Deferring to the role of a jury in resolving questions of competing scientific theories, a California appeals court upheld a trial court’s ruling allowing expert testimony based on the “every exposure” theory, calling it “the subject of legitimate scientific debate.” See Davis v. Honeywell Int’l Inc., 199 Cal.Rptr.3d 583 (Cal. Ct. App. 2016).
The U.S. Court of Appeals for the Fifth Circuit upheld a trial court’s decision to exclude expert testimony that exposure to gasoline caused acute myeloid leukemia (“AML”) in a former gas station attendant and mechanic, highlighting the importance of the distinction between a product and its component parts in exposure cases. See Burst v. Shell Oil Co., 2016 WL 2989261 (5th Cir. May 23, 2016). (Our prior coverage of the trial court ruling is available here.)
In the most recent case stemming from the 1984 chemical plant leak in Bhopal, India, the U.S. Court of Appeals for the Second Circuit further clarified the circumstances in which an entity other than the owner or operator of a site may be liable at common law for a chemical release at that site. See Sahu v. Union Carbide Corporation, No. 14-3087-cv (2d Cir. May 24, 2016). Plaintiffs claimed property damage from leaks from a waste storage facility at the Union Carbide India Limited (“UCIL”) plant in Bhopal, and sued Union Carbide Corporation (“UCC”), a majority stockholder in UCIL, for nuisance, trespass, strict liability, and negligence.
Illustrating the difficulty in pursuing a multiple chemical sensitivity (MCS) claim, a New York appeals court upheld dismissal of Plaintiff’s toxic tort claim because he failed to establish a causal link between chemical exposure and his symptoms. See Abrams v. Related, L.P., 2016 BL 91070 (N.Y. App. Div. March 24, 2016).
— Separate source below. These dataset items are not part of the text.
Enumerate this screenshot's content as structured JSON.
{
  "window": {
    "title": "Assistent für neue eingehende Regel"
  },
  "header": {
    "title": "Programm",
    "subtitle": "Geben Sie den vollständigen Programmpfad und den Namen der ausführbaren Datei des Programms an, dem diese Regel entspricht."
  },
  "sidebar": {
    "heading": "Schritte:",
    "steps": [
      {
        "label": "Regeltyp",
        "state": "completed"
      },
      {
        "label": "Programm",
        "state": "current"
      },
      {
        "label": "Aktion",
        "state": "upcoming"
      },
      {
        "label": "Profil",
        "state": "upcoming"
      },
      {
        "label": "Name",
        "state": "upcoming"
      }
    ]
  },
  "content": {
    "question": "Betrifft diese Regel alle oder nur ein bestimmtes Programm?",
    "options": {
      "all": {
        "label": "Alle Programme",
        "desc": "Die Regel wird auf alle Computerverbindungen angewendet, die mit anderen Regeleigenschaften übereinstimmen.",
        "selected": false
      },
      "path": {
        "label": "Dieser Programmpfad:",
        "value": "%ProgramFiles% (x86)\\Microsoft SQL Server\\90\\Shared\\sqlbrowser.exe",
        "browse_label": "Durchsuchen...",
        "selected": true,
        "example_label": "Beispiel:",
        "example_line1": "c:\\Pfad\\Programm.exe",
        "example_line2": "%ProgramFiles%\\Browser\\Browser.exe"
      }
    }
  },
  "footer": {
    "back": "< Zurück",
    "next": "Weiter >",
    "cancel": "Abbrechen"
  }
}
In a case that highlights the complexity of structuring class actions, the U.S. Court of Appeals for the Eighth Circuit reversed a trial court’s decision to certify a class claiming damages from trichloroethylene (TCE) contamination. See Ebert v. Gen Mills, Inc., 823 F.3d 472 (8th Cir. 2016). The Eighth Circuit held that the trial court abused its discretion by narrowing the putative class and the issues before the court.
STATUTE OF LIMITATIONS
In an opinion that reinforces the importance of the statute of limitations to defendants, the Vermont Supreme Court upheld a trial court’s decision that the State’s claims of a “generalized injury” from methyl tertiary butyl ether (“MTBE”) groundwater contamination were time-barred under Vermont law. See State of Vermont v. Atlantic Richfield Co., 2016 VT 61 (May 27, 2016). The State brought suit in 2014, alleging that gasoline refiners and marketers were liable for knowingly distributing gasoline containing the oxygenate, which then leaked into groundwater across the state.
In a case that highlights the importance of careful pleading in toxic tort cases, a New York federal court revived a landowner’s nuisance claim related to gasoline contamination, to the extent the Plaintiff sought injunctive relief. See Plumbing Supply, LLC v. ExxonMobil Oil Corp., 14-cv-3674 (S.D.N.Y. May 27, 2016).
A Missouri federal court denied a ball bearings manufacturer’s request for a new trial after a jury hit it with $20.6 million in compensatory and punitive damages in a trichloroethylene (“TCE”) exposure case, and the Court denied Defendants’ request for a new trial. Kirk v. Schaeffler Group USA, Inc., No. 3:13-cv-5032 (W.D. Mo. July 13, 2016).